Before you watch the video of this experiment, you’ll have to go back to your childhood. I’m sure many of you have heard the apocryphal story of Galileo dropping two spheres, with different masses, at the same time from the Leaning Tower of Pisa. I like to think that this demonstration took place. Whether it was an actual experiment or a thought experiment, it was done to disprove Aristotle’s theory that the speed an object falls is related to its mass.
Galileo’s work helped humans push the boundaries of physics during his lifetime and beyond. It’s fitting then, that this demonstration was eventually carried out, just in a way that Galileo probably couldn’t have imagined. This quick and compelling demonstration of physics was carried out during a moonwalk on Apollo 15.
Astronaut David Scott held a hammer and a Falcon feather in his bulky space-suited hands. After a brief explanation of what “Mr. Galileo” achieved, Scott dropped both items at the same time. The moon’s negligible atmosphere meant that the objects could fall at the same rate, precisely how Galileo predicted they would.

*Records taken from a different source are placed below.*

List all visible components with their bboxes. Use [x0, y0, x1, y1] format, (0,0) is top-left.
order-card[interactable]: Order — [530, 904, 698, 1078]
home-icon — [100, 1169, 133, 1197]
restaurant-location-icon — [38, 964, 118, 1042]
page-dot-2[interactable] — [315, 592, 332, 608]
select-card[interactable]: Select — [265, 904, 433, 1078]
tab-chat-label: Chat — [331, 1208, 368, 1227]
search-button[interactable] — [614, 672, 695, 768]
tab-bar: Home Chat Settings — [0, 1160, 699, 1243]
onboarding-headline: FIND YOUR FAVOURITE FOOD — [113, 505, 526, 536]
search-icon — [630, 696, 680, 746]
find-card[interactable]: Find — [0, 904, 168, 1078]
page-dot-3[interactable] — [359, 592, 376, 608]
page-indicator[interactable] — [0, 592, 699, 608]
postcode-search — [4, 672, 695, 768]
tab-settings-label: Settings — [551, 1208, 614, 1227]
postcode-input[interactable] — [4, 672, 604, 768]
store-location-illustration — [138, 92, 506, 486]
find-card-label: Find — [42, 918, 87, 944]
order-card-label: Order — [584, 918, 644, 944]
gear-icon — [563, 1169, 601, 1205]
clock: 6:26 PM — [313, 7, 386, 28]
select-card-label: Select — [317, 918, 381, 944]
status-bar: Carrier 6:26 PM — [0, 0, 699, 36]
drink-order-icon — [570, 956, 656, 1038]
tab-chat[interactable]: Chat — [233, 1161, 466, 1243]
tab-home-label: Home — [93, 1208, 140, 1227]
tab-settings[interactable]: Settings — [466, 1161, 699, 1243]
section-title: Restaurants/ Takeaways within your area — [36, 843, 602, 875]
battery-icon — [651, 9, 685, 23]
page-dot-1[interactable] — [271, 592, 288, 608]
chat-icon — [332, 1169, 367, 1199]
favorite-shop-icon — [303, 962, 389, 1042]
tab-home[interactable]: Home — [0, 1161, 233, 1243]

The allure of human spaceflight lies in us being able to imagine ourselves out there, on another world.
The Apollo astronauts contributed to science and society in a way that humans have yet to replicate. That’s not a slight at the ISS, the Shuttle Program, or missions like Skylab. The allure of human spaceflight lies in us being able to imagine ourselves out there, on another world. Being stuck in Low Earth Orbit isn’t nearly as inspiring as exploring the surface of another world.
We have robotic explorers that can send back readings more accurately and consistently than a human can. We have rovers that can keep going and going (except for when a massive dust storm hits, fingers crossed for Opportunity) and spacecraft like Juno that can dive into the radiation filled environment around Jupiter. These are incredible machines. However, they will never be able to relate to humans as other humans can.
Scott’s physics demonstration tied in history, science, and education. A combination I’m looking forward to seeing more often as humans explore the Moon, Mars, and beyond.